A COVID-19 não matou somente pessoas, mas destruiu vidas, famílias, sonhos e no meio disso tudo, levou você.
Dinheiro, médicos, hospitais, você teve tudo do bom e do melhor e mesmo assim não resistiu.
Fico me perguntando: Quem somos nós? Qual é o nosso papel na vida?
Eu, Tamyres, não tenho essas repostas, mas você tinha, com toda certeza.
Você nos fazia sorrir, nos permitia sonhar, amar, abraçar, ser felizes. Com piadas preconceituosas às vezes, não podemos mentir, mas que faziam rir, rir até mijar nas calças, rir até a barriga doer, rir até o dia ficar melhor.
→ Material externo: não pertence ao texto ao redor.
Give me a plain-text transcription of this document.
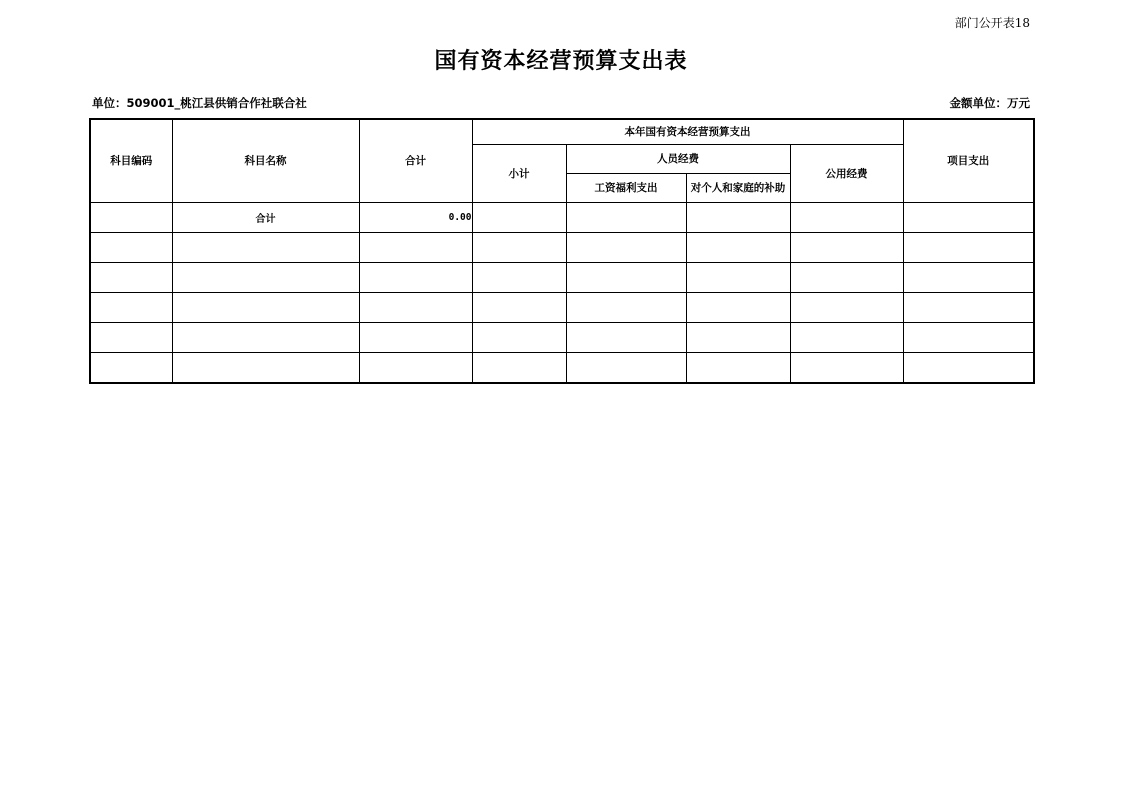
部门公开表18
国有资本经营预算支出表
单位：509001_桃江县供销合作社联合社	金额单位：万元
科目编码	科目名称	合计	本年国有资本经营预算支出				项目支出
			小计	人员经费		公用经费	
				工资福利支出	对个人和家庭的补助		
	合计	0.00					
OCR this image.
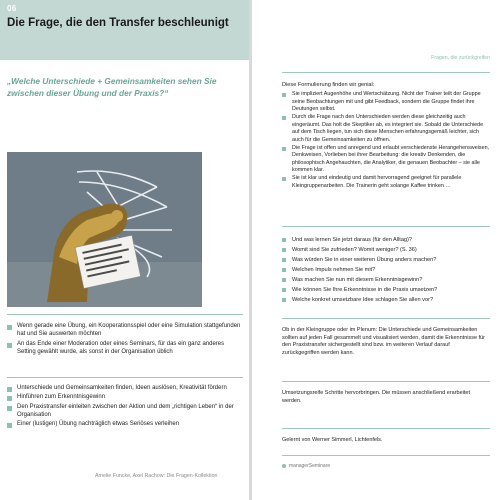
06
Die Frage, die den Transfer beschleunigt
„Welche Unterschiede + Gemeinsamkeiten sehen Sie zwischen dieser Übung und der Praxis?“
Wenn gerade eine Übung, ein Kooperationsspiel oder eine Simulation stattgefunden hat und Sie auswerten möchten
An das Ende einer Moderation oder eines Seminars, für das ein ganz anderes Setting gewählt wurde, als sonst in der Organisation üblich
Unterschiede und Gemeinsamkeiten finden, Ideen auslösen, Kreativität fördern
Hinführen zum Erkenntnisgewinn
Den Praxistransfer einleiten zwischen der Aktion und dem „richtigen Leben“ in der Organisation
Einer (lustigen) Übung nachträglich etwas Seriöses verleihen
Amelie Funcke, Axel Rachow: Die Fragen-Kollektion
Fragen, die zurückgreifen
Diese Formulierung finden wir genial:
Sie impliziert Augenhöhe und Wertschätzung. Nicht der Trainer teilt der Gruppe seine Beobachtungen mit und gibt Feedback, sondern die Gruppe findet ihre Deutungen selbst.
Durch die Frage nach den Unterschieden werden diese gleichzeitig auch eingeräumt. Das holt die Skeptiker ab, es integriert sie. Sobald die Unterschiede auf dem Tisch liegen, tun sich diese Menschen erfahrungsgemäß leichter, sich auch für die Gemeinsamkeiten zu öffnen.
Die Frage ist offen und anregend und erlaubt verschiedenste Herangehensweisen, Denkweisen, Vorlieben bei ihrer Bearbeitung: die kreativ Denkenden, die philosophisch Angehauchten, die Analytiker, die genauen Beobachter – sie alle kommen klar.
Sie ist klar und eindeutig und damit hervorragend geeignet für parallele Kleingruppenarbeiten. Die Trainerin geht solange Kaffee trinken …
Und was lernen Sie jetzt daraus (für den Alltag)?
Womit sind Sie zufrieden? Womit weniger? (S. 36)
Was würden Sie in einer weiteren Übung anders machen?
Welchen Impuls nehmen Sie mit?
Was machen Sie nun mit diesem Erkenntnisgewinn?
Wie können Sie Ihre Erkenntnisse in die Praxis umsetzen?
Welche konkret umsetzbare Idee schlagen Sie allen vor?
Ob in der Kleingruppe oder im Plenum: Die Unterschiede und Gemeinsamkeiten sollten auf jeden Fall gesammelt und visualisiert werden, damit die Erkenntnisse für den Praxistransfer sichergestellt sind bzw. im weiteren Verlauf darauf zurückgegriffen werden kann.
Umsetzungsreife Schritte hervorbringen. Die müssen anschließend erarbeitet werden.
Gelernt von Werner Simmerl, Lichtenfels.
managerSeminare
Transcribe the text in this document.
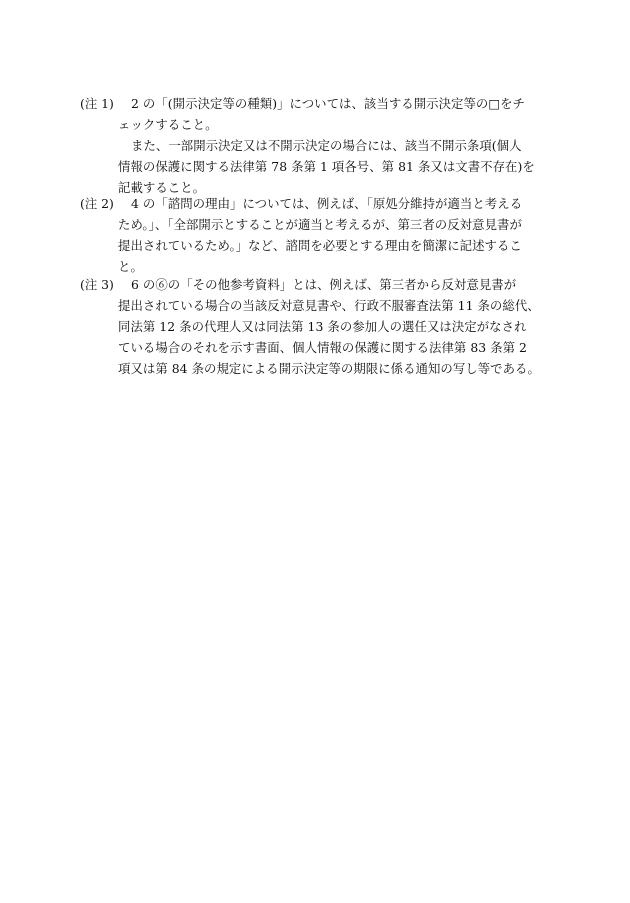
(注 1) 2 の「(開示決定等の種類)」については、該当する開示決定等の□をチ
ェックすること。
また、一部開示決定又は不開示決定の場合には、該当不開示条項(個人
情報の保護に関する法律第 78 条第 1 項各号、第 81 条又は文書不存在)を
記載すること。
(注 2) 4 の「諮問の理由」については、例えば、「原処分維持が適当と考える
ため。」、「全部開示とすることが適当と考えるが、第三者の反対意見書が
提出されているため。」など、諮問を必要とする理由を簡潔に記述するこ
と。
(注 3) 6 の⑥の「その他参考資料」とは、例えば、第三者から反対意見書が
提出されている場合の当該反対意見書や、行政不服審査法第 11 条の総代、
同法第 12 条の代理人又は同法第 13 条の参加人の選任又は決定がなされ
ている場合のそれを示す書面、個人情報の保護に関する法律第 83 条第 2
項又は第 84 条の規定による開示決定等の期限に係る通知の写し等である。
Você não me conhece, não, não, longe disso, mas a dor de sua partida dói tanto quanto se nós conhecêssemos. Por que dessa dor?
Porque você me fez feliz, me ensinou, esteve presente em momentos incríveis e foi luz.
É isso, você foi luz, você é luz, você é Paulo Gustavo, a estrela mais linda desse céu. As luzes dos palcos se apagam hoje na terra, mas as do céu se acendem para acompanhar o teu brilho.
Obrigada, Paulo Gustavo, por ter me feito sorrir.